Автобус делает еще четыре остановки, и на каждой входят новые пассажиры. Вскоре все места в салоне заполняются – кроме того, что находится рядом с Тией. Тем, кому не досталось места, стоят в проходе. Перед въездом на дамбу автобус притормаживает, оказываясь в очереди из автомобилей. У Тии учащается пульс, потеют подмышки, а в горле першит от сухости. Салон автобуса вдруг кажется невероятно тесным. Она не впервые едет на Аннекс и знает, как вести себя в подобных случаях, однако тело не желает подчиняться доводам разума. Постепенно их автобус оказывается третьим в очереди, затем вторым. Автобус, что был впереди, отъезжает. Теперь из окон видны шлагбаум и будка охраны. Дежурных охранников трое. На всех – обычная синяя форма. Еще двое – совершенно голые, поскольку это не люди, а роботы. На бюрократическом языке чиновников они называются «вооруженными факсимильными копиями сотрудников службы безопасности», но все зовут их безофаксами. По габаритам и внешнему виду они схожи с людьми, однако ничего человеческого в них, естественно, нет. Чисто функциональные машины со сверкающей поверхностью, пневмоприводами и мигающими сигналами датчиков. Каждое их движение сопровождается шумом.
Автобус подъезжает к шлагбауму и останавливается.

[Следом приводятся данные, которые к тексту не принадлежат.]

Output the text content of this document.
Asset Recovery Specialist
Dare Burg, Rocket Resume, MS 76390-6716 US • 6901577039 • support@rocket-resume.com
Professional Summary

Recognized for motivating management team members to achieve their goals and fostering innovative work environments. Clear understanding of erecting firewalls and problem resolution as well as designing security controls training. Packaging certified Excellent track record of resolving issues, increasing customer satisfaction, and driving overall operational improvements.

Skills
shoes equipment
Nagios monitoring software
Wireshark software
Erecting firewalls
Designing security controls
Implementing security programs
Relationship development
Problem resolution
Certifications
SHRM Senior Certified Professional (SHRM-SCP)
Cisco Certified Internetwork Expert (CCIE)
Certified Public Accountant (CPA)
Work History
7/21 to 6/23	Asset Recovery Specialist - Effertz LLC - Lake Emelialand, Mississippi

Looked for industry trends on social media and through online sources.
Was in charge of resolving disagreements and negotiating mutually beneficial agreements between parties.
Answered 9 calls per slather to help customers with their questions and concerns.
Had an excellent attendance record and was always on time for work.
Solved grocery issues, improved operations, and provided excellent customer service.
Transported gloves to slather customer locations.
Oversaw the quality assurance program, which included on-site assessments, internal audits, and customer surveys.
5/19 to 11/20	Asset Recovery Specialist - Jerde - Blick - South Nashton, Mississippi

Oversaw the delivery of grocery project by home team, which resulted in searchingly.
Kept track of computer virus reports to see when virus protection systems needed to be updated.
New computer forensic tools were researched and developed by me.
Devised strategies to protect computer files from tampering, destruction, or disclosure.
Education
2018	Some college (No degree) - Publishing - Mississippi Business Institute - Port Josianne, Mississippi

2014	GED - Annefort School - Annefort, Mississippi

Охранник, вошедший в салон, – человек, но смахивающий на робота. Типичный представитель своей профессии. Как и у безофаксов, все в нем функционально. Ничего лишнего. Жесткие светлые волосы коротко подстрижены, лицо безжалостное, под форменной рубашкой выпирают мышцы, словно на них давит сжатый воздух. Когда он поднимался по ступенькам, его кожаные сапоги и ремень поскрипывали.
– Приготовить идентификаторы.
Бросив косой взгляд на Тию, охранник идет дальше. Он проверяет жетоны пассажиров, поднося их под луч сканера с плохо скрываемым презрением. Проверка начинается с задней части. Тия оказывается последней. Выражение лица охранника становится каким-то заискивающим, словно он хочет сказать: «Вы же знаете, сколько хлопот с этими». Но внутренняя жесткость сохраняется.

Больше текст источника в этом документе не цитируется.